During a brisk walk the other afternoon, I made a point to stroll by the little persimmon tree on the corner. Sure enough, the ripe globes were in the midst of dropping to the ground. I wrapped my arm around the tree's modestly sized trunk and gave it a hearty pull. Only slightly did this have an effect on the branches above, but I kept at it and soon encouraged a few extra persimmons into my willing arms. Although the commercial
cultivars are prized for their size and durability, wild persimmons are special for the opposite reason. After a few frosty evenings they become sweet, though fragile, and are best eaten on the spot. If sampled before its narrow moment of ripeness, a persimmon can be an unlucky attempt at discovering the bliss offered by wild edibles. But, when the fruits are tender and almost so soft they squish in your hand, they are a treat beyond words. All matter of woodland creatures enjoy a perfectly ripe persimmon equally as much as the lucky passerby, such as myself.

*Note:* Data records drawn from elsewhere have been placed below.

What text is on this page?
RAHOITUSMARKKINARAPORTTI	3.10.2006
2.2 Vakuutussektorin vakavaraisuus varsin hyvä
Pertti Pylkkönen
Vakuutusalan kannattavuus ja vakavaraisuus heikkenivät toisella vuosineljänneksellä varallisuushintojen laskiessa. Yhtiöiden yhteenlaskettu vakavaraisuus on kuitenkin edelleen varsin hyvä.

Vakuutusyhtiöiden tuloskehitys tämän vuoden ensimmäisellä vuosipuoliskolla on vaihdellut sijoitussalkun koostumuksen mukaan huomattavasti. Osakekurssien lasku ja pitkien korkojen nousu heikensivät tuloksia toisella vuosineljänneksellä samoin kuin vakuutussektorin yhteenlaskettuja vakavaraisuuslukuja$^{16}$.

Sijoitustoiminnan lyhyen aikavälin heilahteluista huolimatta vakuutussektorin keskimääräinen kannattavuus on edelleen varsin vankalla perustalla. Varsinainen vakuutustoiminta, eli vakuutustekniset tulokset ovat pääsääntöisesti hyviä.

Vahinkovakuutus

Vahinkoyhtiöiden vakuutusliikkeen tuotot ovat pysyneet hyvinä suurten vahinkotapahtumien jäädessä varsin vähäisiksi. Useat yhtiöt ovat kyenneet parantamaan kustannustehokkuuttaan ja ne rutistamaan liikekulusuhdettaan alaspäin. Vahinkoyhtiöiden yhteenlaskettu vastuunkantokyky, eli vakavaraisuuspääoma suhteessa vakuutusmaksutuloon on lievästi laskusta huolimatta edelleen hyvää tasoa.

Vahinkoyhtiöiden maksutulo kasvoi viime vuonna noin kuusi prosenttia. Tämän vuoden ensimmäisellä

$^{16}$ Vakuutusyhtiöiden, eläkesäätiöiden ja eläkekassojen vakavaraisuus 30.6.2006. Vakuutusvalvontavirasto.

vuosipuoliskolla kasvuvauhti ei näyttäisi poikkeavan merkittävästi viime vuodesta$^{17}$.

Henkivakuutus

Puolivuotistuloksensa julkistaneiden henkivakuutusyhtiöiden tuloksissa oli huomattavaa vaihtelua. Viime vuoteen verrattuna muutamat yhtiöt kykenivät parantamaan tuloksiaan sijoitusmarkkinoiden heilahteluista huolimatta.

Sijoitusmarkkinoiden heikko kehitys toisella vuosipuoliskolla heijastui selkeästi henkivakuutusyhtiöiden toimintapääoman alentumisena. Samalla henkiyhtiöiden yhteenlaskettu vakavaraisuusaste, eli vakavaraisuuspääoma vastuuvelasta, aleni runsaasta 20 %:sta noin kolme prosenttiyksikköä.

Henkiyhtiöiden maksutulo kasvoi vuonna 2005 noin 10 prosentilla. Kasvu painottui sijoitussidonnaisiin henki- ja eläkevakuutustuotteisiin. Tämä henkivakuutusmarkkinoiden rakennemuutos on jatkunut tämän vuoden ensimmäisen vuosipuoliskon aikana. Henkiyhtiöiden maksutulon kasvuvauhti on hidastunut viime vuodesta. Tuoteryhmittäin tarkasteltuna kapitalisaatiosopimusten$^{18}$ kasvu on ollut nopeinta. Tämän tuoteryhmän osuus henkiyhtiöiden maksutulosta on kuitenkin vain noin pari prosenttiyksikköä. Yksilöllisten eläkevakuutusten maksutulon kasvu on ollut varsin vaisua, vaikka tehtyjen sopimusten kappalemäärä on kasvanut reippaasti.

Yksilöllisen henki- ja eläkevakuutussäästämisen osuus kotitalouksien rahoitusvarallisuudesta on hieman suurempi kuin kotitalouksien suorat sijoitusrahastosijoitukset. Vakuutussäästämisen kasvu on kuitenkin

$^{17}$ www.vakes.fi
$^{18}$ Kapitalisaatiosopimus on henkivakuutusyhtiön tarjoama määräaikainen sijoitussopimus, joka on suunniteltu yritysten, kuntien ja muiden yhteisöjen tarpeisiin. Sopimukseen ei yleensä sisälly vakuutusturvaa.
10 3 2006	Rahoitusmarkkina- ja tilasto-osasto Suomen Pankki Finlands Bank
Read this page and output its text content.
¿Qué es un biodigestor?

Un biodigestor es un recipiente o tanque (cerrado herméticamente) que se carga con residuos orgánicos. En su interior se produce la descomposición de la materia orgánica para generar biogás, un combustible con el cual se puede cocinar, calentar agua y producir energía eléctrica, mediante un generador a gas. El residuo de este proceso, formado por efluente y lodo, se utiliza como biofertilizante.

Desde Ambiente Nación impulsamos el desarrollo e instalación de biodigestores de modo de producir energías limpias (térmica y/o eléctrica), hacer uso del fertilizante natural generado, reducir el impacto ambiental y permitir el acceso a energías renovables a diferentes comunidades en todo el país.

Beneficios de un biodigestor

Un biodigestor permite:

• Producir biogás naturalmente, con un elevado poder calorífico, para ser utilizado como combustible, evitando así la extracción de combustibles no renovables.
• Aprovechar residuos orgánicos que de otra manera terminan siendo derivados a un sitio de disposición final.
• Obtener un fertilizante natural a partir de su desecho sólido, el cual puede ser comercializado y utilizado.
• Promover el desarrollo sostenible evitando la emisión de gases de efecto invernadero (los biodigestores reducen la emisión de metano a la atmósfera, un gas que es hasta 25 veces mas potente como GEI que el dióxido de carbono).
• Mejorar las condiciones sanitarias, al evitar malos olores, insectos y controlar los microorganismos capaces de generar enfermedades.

Persimmons have a long history in this area. Indians used to mash the sweet pulp and spread it evenly over a peeled log to dry slowly in the sun. Afterwards, they had what was known as "persimmon leather" which proved to be highly stable, its stability increasing as smoke from cooking and fires additionally cured the hanging strips. The method of drying preserved the sweetness of the fruit, unlike cooking which tends to allow the astringent quality (unique to persimmons), to surface.
Like many wild gifts such as these, a ripe persimmon's moment is brief, yet the opportunity to sample one is worthy of keeping close tabs on the generous gift-giving trees.